4) İnisiyatif hükümetteyse, gazetecilerin tutuklanmasında neden bu kadar tepki çeken bir adım attılar? 5) Şimdiye kadar hep doğru strateji geliştirmiş bir parti, rahat kazanacağı bir seçim öncesi böyle bir hata yapmaz. İki seçenek var. Ya bilinmeyen bir delil var. Ya da bu iş hükümetin dışında gelişti. 6) Bilinmeyen delil düşük ihtimal gözüküyorsa da, soru şu: Hükümetin seçim öncesi zor duruma düşmesini kim ister?

Haberin Devamı

FBI araştırma yapıp verdi

Yarın kritik bir duruşma yapılacak Washington’da. 2002’de Pakistan’dan Guantanamo’ya getirilen... 9 yıldır da hakkında bir sivil mahkeme kararı olmadan içeride tutulan Taliban liderlerinden Khairullah Khairkhwa’nın salıverilme talebi görüşülecek. Sokağa çıkıp bir Amerikalıya “Ergenekon nedir” diye soramazdım. Onun yerine... Amerika’da Ergenekon kadar tartışmalı bir davanın tarafını buldum... Ve Khairkhwa’nın gönüllü avukatı Frank Goldsmith ile konuştum.

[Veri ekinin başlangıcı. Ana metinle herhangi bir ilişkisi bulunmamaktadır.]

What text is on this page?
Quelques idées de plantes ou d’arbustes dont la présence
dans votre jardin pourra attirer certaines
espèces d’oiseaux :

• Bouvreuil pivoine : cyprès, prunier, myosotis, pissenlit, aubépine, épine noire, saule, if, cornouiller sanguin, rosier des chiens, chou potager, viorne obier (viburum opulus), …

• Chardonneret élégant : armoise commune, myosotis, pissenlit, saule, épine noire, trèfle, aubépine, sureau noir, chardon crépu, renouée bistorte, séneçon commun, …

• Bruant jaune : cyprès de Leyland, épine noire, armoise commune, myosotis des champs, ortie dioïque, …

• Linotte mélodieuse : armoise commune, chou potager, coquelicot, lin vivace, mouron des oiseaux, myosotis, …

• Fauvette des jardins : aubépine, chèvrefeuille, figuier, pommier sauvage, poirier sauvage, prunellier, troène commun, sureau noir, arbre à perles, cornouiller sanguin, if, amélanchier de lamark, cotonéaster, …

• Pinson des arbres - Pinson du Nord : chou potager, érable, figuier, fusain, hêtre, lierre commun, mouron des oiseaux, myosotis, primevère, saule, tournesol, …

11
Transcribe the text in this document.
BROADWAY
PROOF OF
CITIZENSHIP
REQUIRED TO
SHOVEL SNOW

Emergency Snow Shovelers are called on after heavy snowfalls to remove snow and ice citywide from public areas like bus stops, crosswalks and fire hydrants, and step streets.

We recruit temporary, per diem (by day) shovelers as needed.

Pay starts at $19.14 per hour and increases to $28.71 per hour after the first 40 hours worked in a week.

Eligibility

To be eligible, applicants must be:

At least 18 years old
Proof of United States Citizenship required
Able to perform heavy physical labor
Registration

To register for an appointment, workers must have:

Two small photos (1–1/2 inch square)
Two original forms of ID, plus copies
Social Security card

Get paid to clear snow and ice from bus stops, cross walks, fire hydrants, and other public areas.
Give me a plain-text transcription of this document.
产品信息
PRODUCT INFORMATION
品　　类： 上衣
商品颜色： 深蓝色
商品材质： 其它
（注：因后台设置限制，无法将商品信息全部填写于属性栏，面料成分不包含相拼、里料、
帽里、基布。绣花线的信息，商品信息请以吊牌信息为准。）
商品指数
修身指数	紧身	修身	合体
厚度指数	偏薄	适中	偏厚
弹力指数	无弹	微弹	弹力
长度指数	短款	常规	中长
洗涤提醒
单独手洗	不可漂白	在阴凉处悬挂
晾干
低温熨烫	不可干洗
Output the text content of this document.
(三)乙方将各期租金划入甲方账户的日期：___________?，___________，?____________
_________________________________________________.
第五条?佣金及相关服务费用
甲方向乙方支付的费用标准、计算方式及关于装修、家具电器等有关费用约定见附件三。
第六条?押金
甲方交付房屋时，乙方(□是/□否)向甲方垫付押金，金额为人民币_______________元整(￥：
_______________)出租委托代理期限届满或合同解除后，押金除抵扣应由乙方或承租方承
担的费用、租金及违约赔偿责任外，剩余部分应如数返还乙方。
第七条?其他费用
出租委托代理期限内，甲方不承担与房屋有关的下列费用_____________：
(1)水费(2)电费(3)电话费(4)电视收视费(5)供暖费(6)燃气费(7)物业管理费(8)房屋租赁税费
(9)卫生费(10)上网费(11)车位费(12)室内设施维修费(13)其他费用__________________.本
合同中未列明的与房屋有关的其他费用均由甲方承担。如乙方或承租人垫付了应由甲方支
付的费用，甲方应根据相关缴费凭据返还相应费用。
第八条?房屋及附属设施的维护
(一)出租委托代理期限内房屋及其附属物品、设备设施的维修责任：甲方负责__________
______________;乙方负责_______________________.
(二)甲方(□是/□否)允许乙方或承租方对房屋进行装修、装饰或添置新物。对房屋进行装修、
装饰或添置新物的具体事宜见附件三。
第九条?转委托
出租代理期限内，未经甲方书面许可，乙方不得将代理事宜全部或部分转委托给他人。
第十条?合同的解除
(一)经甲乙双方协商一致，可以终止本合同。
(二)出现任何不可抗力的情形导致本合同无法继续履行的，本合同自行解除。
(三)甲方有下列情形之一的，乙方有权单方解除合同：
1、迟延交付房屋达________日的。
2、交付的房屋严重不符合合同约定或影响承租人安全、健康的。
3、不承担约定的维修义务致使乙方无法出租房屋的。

Paralellik aramak için.
Guantanamo, Amerika için bir insanlık ayıbı!.. Ancak Guantanamo’da bile Ergenekon’a olumlu örnek olacak uygulamalar var. Goldsmith’e davayı sorunca detay veremeyeceğini söyledi mesela. “Niye” dedim. Çünkü suçlamaların hepsi gizli bilgiymiş. “Peki bir tek size mi verdiler” dedim bunun üzerine. “FBI önce hakkımda araştırma yaptı. Güvenlik soruşturmasını geçince de suçlamaları ilettiler” dedi. Ben, “Biliyor musunuz, Ergenekon’da suçlamalar sanık dahil herkesten saklanıyor” dediğimde... Anlamadı!..
Amerika’da dış politikaya meraklı olanların Ergenekon’a bakışını belirleyen unsur, gazete yazıları. Bu yazıların beslendikleri yerler ise temelde çıkan İngilizce yayınlar. İki önemli olay var. İlki Balyoz. İkincisi gazeteci tutuklamaları. Bu iki olaya kadar Amerikan basını Ergenekon’a Türkiye için bir arınma süreci olarak bakıyordu. Ancak Balyoz’dan sonra kanaat yavaş yavaş değişmeye başladı. En önemli etken... O zamana kadar Ergenekon’un İngilizce külliyatını Gülencilere ait yayınlar oluşturuyordu. Harvardlı ekonomistler Dani Rodrik ve Pınar Doğan’ın yazmaya başlaması ise literatüre bir denge getirdi. Ardından gazeteci tutuklamaları başlayınca da, ibre birden soruşturma aleyhine ağırlık kazandı. Başlarda “Ordu güdümlü Kemalist devlet geleneğini değiştirme mücadelesi” diyorlardı örneğin. Şimdi “Hükümetin baskı aracı olarak kullandığı iddia edilen soruşturma” demeye başladılar. Ancak hepsi bir yana... Kaç kişi bundan haberdar diyorsanız da. Çok çok az... Goldsmith’e “Ergenekon’u duydunuz mu” dedim. “Hiçbir fikrim yok. Uzun süredir Khairkhwa’nın savunmasına odaklandım” dedi.